Looking at him, whenever he didn’t happen to be looking at her, with all her heart in her eyes, she thought that there must be moments when he was lonely, and when he needed someone to share his life, perhaps to give him confidence, or to give a boost to his confidence when it was slipping a little. There was a sensitivity about his face, an earnestness at times, just a touch occasionally of wistfulness, and all three of these proofs of a temperament that would probably be described as “artistic” caused her heart to lurch when she glimpsed them, and she wished that she could be the one to share his life. She wished it so ardently that her desire shook her and she had to take herself very firmly in hand as she sat there facing him, in case something in her expression should give her away.

And she was lucky to be where she was—especially after last night, when she had found it impossible to get used to the idea that he had put her out of his life altogether!— and she tried to think only of how lucky she was, and to think of and live only in the moment. While it lasted it was, and should be, sufficient!

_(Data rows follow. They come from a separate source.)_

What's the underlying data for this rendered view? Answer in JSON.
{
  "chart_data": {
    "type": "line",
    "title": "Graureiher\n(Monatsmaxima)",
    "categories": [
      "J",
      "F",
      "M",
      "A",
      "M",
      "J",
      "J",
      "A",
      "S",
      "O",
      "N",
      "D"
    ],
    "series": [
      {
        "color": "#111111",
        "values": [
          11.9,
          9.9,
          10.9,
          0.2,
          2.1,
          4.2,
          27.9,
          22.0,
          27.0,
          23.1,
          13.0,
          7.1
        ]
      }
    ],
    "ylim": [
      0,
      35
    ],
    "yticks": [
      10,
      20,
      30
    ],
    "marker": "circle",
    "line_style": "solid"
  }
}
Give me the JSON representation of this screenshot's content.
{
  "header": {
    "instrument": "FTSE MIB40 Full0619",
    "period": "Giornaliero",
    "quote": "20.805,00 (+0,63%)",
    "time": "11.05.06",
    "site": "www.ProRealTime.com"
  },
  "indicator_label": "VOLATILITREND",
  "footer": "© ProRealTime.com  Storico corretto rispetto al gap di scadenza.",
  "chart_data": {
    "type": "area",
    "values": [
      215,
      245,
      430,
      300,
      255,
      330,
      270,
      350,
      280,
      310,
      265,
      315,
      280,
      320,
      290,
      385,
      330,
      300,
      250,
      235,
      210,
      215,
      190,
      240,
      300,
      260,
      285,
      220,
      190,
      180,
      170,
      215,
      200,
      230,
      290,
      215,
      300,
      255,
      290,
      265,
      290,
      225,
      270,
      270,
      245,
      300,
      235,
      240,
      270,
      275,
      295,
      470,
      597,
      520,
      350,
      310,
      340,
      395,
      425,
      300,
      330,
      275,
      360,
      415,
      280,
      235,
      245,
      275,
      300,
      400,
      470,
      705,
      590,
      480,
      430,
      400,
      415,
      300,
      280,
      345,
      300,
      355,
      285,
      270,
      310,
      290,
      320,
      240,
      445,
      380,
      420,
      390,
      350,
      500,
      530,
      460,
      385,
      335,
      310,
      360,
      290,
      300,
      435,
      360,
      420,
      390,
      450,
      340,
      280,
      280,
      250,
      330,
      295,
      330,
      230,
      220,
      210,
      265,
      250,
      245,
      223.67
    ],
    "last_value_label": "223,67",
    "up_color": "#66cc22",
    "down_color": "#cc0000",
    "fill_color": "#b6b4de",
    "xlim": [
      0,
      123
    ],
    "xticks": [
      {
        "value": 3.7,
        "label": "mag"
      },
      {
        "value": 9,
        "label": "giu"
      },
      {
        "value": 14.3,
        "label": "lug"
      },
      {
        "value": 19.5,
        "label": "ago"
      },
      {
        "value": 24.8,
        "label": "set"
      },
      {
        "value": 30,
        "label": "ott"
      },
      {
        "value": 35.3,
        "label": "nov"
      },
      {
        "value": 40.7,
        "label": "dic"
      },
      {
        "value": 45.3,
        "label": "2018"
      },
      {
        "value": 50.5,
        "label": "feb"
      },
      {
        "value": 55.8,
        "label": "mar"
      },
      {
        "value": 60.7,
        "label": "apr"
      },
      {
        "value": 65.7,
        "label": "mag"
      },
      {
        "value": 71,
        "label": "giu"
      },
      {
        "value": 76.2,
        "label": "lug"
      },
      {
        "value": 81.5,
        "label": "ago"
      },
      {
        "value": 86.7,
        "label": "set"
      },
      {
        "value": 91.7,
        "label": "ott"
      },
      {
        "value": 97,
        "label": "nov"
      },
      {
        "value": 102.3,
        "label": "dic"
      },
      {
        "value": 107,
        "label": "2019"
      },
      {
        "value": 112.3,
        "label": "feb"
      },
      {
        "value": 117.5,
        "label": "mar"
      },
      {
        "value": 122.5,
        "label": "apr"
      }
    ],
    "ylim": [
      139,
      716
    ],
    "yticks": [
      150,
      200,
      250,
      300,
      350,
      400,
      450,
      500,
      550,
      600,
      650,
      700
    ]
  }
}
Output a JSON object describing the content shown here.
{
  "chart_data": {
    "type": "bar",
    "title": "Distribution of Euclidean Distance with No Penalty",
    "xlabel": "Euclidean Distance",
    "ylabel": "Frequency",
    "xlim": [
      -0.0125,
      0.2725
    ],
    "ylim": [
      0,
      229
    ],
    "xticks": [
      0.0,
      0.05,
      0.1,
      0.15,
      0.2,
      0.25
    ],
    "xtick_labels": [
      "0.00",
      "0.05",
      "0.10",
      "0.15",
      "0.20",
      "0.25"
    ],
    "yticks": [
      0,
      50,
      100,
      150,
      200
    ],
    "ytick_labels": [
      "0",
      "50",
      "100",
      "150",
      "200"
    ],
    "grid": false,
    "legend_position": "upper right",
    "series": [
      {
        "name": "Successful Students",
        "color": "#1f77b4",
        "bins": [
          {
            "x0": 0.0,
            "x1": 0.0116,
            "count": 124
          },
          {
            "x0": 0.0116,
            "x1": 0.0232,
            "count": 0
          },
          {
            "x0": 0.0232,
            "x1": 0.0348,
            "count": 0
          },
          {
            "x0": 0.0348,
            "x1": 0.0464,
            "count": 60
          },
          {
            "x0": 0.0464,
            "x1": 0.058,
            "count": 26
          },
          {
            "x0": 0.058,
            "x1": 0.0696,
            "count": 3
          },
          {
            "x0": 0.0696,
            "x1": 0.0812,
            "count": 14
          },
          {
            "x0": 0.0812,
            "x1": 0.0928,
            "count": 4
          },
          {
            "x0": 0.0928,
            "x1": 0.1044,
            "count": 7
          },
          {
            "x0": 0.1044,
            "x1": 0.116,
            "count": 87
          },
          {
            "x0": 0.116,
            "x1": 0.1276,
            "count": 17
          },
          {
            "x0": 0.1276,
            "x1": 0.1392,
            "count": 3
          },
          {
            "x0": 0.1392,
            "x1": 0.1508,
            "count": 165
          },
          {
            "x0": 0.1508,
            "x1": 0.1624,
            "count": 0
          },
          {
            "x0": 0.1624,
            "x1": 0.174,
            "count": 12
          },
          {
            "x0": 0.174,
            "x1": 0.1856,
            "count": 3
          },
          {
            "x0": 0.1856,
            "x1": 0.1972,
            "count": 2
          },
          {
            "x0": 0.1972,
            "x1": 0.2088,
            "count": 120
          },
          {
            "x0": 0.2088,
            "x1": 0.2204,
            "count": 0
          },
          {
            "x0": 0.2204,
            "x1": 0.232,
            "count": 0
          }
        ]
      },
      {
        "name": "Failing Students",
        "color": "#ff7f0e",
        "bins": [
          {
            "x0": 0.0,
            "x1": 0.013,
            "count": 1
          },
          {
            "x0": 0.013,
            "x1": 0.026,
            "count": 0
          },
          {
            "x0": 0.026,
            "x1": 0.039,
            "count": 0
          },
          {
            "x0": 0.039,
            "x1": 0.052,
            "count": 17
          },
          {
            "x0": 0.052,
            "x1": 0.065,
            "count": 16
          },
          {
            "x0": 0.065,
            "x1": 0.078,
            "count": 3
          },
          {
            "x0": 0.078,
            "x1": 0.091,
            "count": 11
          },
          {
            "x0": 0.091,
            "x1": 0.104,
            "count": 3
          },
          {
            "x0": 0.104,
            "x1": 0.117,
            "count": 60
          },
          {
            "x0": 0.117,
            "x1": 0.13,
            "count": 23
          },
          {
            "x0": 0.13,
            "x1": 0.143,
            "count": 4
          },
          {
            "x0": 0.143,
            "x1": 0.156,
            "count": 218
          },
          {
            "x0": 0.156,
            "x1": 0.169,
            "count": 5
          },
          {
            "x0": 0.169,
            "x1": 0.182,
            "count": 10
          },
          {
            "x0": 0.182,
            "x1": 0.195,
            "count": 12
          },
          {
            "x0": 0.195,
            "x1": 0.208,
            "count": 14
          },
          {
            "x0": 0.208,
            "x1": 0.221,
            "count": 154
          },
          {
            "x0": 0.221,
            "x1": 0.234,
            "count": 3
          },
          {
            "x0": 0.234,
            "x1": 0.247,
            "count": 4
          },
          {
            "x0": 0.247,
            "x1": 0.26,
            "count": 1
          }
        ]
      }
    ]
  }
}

When the lunch was served she enjoyed it far more than she had enjoyed her dinner with Christopher the night before, and she felt a little guilty when she thought of Christopher, and the time he had recently devoted to her.

“I’ve no doubt,” Armand said to her at last, when they emerged from the flats after lingering over their coffee, and he once more put her into the car, “that your friend Markham has already shown you what he considers to be the sights of Paris. They’re like London and Westminster Abbey—the sort of sights not to be missed, or he would consider they shouldn’t be missed!” with such a sharp edge of dislike to his voice that it amazed her a little for she had never realised that he disliked Christopher so strongly before. “Last night, for instance, that restaurant he took you to was the sort of place I wouldn’t have taken you to—not until you were a little more prepared for it, that is! You’re not a town mouse, my little one, and that is why one has to be careful how one uses you,” letting his fingers stray over hers before he started up the car. “And this afternoon I’m going to show you something that a country mouse—at heart!—will appreciate more, I think!”

And he turned the car away from the busy heart of Paris, and soon she found herself on the way to Fontainebleau, a quiet and clean little town with a military flavour about thirty miles from the capital, and famed for its palace where Napoleon took leave of his grenadiers after his first abdication, and to which he returned after his escape from Elba.

The afternoon was not hot and brilliant, but clouded and warm, with intermittent sunshine, and an occasional refreshing breeze that reached them over the top of the wide windscreen.

The cream car travelled like a dream, eating up miles in a completely effortless manner, and Caroline knew the drive was going to be one of the high-spots of her existence right from the beginning. She lay back and let the wind sing past her ears, and her heart felt temporarily as light as air, and she refused to dwell upon how she would feel, and what would happen to their relationship, once the afternoon was over. That was something that belonged to the future, and for the moment she was living in the present.

Fontainbleau, when they reached there, proved well worth the visit, even if she had been seeing it for the first time under the auspices of someone other than Armand. They wandered through rooms that contained a good deal of the personal equipment of Napoleon I, including his hat, and his clock, and his camp-bed. They saw the magnificent Council Chamber in which he had presided, and the Throne Room, and the Queen’s Apartments, and a room hung with Gobelin’s tapestries. Caroline was fascinated by a room with a marquetry floor, and by the largest carpet she had ever seen in her life. Then they wandered in the formal gardens, and afterwards they had tea, and then drove into the forest, loud with the voices of nightingales in spring, and a pageant of colour in the autumn.